Billionaire hedge funder Ray Dalio, who previously said he believed Trump would be good for the economy, has changed his tune: “There is significant risk [Trump’s] populist policies could hurt the world economy (and worse),” he wrote in a letter published Wednesday.
Many CEOs and companies spoke out against Trump during the election, but it’s clear that now is the moment for them to go all-in on their opposition, instead of hiding behind the hope of tax cuts and regulation relaxation.

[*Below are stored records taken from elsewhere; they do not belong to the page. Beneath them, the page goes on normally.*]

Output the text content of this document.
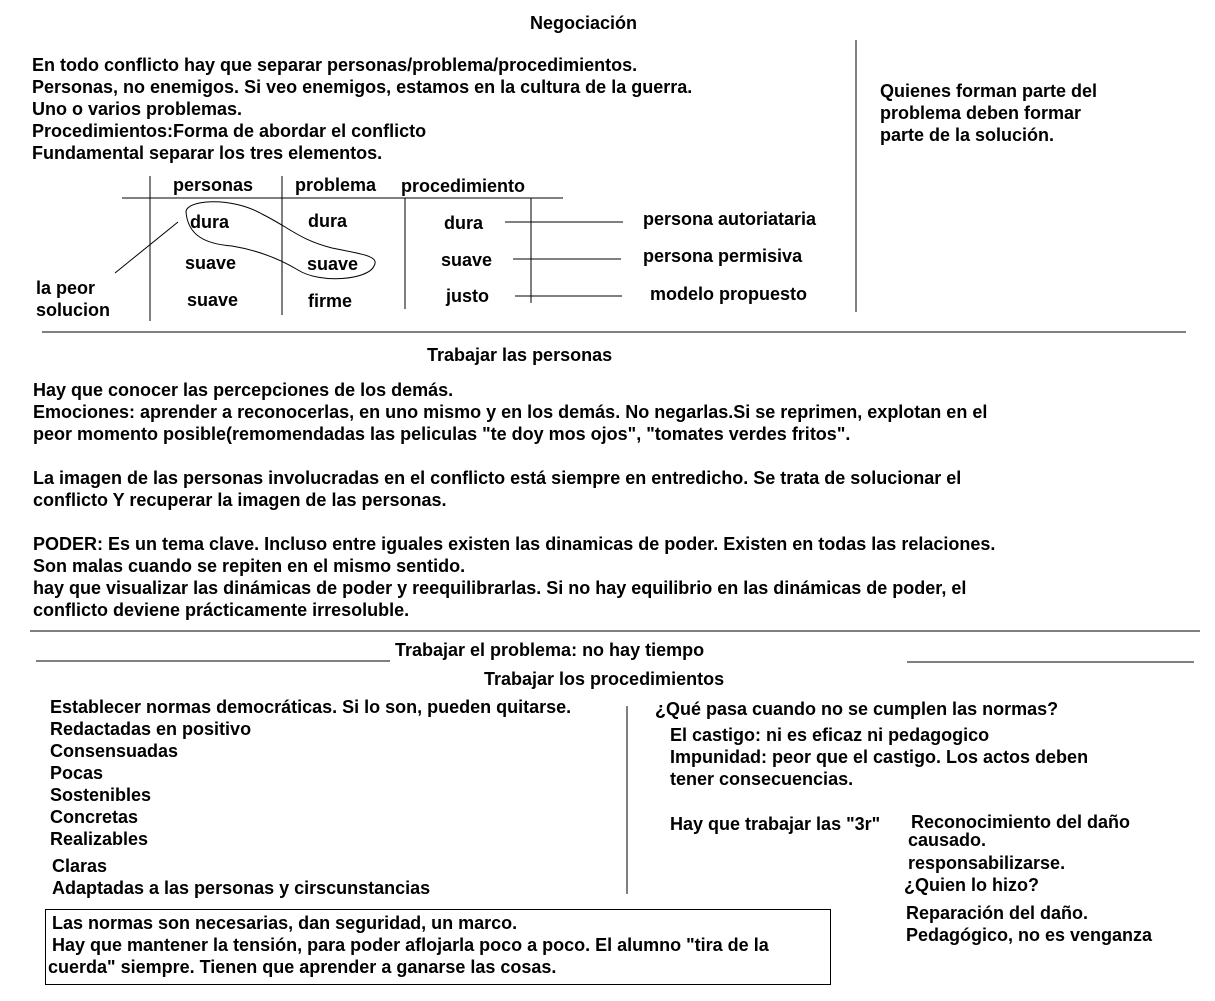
Negociación
En todo conflicto hay que separar personas/problema/procedimientos.
Personas, no enemigos. Si veo enemigos, estamos en la cultura de la guerra.
Uno o varios problemas.
Procedimientos:Forma de abordar el conflicto
Fundamental separar los tres elementos.
Quienes forman parte del
problema deben formar
parte de la solución.
personas problema procedimiento
dura	dura	dura	persona autoriataria
suave	suave	suave	persona permisiva
suave	firme	justo	modelo propuesto
la peor
solucion
Trabajar las personas
Hay que conocer las percepciones de los demás.
Emociones: aprender a reconocerlas, en uno mismo y en los demás. No negarlas.Si se reprimen, explotan en el
peor momento posible(remomendadas las peliculas "te doy mos ojos", "tomates verdes fritos".
La imagen de las personas involucradas en el conflicto está siempre en entredicho. Se trata de solucionar el
conflicto Y recuperar la imagen de las personas.
PODER: Es un tema clave. Incluso entre iguales existen las dinamicas de poder. Existen en todas las relaciones.
Son malas cuando se repiten en el mismo sentido.
hay que visualizar las dinámicas de poder y reequilibrarlas. Si no hay equilibrio en las dinámicas de poder, el
conflicto deviene prácticamente irresoluble.
Trabajar el problema: no hay tiempo
Trabajar los procedimientos
Establecer normas democráticas. Si lo son, pueden quitarse.
Redactadas en positivo
Consensuadas
Pocas
Sostenibles
Concretas
Realizables
Claras
Adaptadas a las personas y cirscunstancias
Las normas son necesarias, dan seguridad, un marco.
Hay que mantener la tensión, para poder aflojarla poco a poco. El alumno "tira de la
cuerda" siempre. Tienen que aprender a ganarse las cosas.
¿Qué pasa cuando no se cumplen las normas?
El castigo: ni es eficaz ni pedagogico
Impunidad: peor que el castigo. Los actos deben
tener consecuencias.
Hay que trabajar las "3r" Reconocimiento del daño
causado.
responsabilizarse.
¿Quien lo hizo?
Reparación del daño.
Pedagógico, no es venganza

Some Tesla buyers this week withdrew orders for new cars, voicing their displeasure with CEO Elon Musk, who also sits on Trump’s advisory council. Musk said he’d present issues with the immigration ban to the president.
That hardly mollified critics.
Leading corporate feminist Sheryl Sandberg, Facebook’s chief operating officer, finds herself now “dancing around a land mine” on Trump, as one person put it to BuzzFeed’s Nitasha Tiku on Wednesday.
While she’s put out a couple of Facebook statements condemning the immigration ban and the administration’s anti-abortion gag rule, Sandberg is still talking about her hopes for Trump. “It’s very early days,” she said of the Trump administration at a women’s conference.
Most companies are trying to do a Sandberg-like dance, carefully choosing their language and not speaking about Trump directly, but that just doesn’t seem sustainable, said Susan Lamotte, who runs an HR consulting company called Exaqueo. Lamotte is advising clients to come up with a Trump strategy.
“Your workers and prospective workers ― especially millennials ― are going to want to know where you stand,” she said. “People are talking about their pride in their company for coming out with a statement.”
It’s not surprising companies don’t want to openly criticize the sitting president, but the ethics of the situation demand it, Gautam Mukunda, a Harvard Business School professor and author of Indispensable: When Leaders Really Matter, told The Huffington Post by phone on Monday.
“Clearly, being seen as the most aggressive anti-Trump company is not a role you want to have. But is that nearly as pressing a problem as seeing millions of people out marching on back-to-back weekends?” Mukunda said. “If I were them, I’d be a lot more worried about being on the wrong side of that phenomenon.”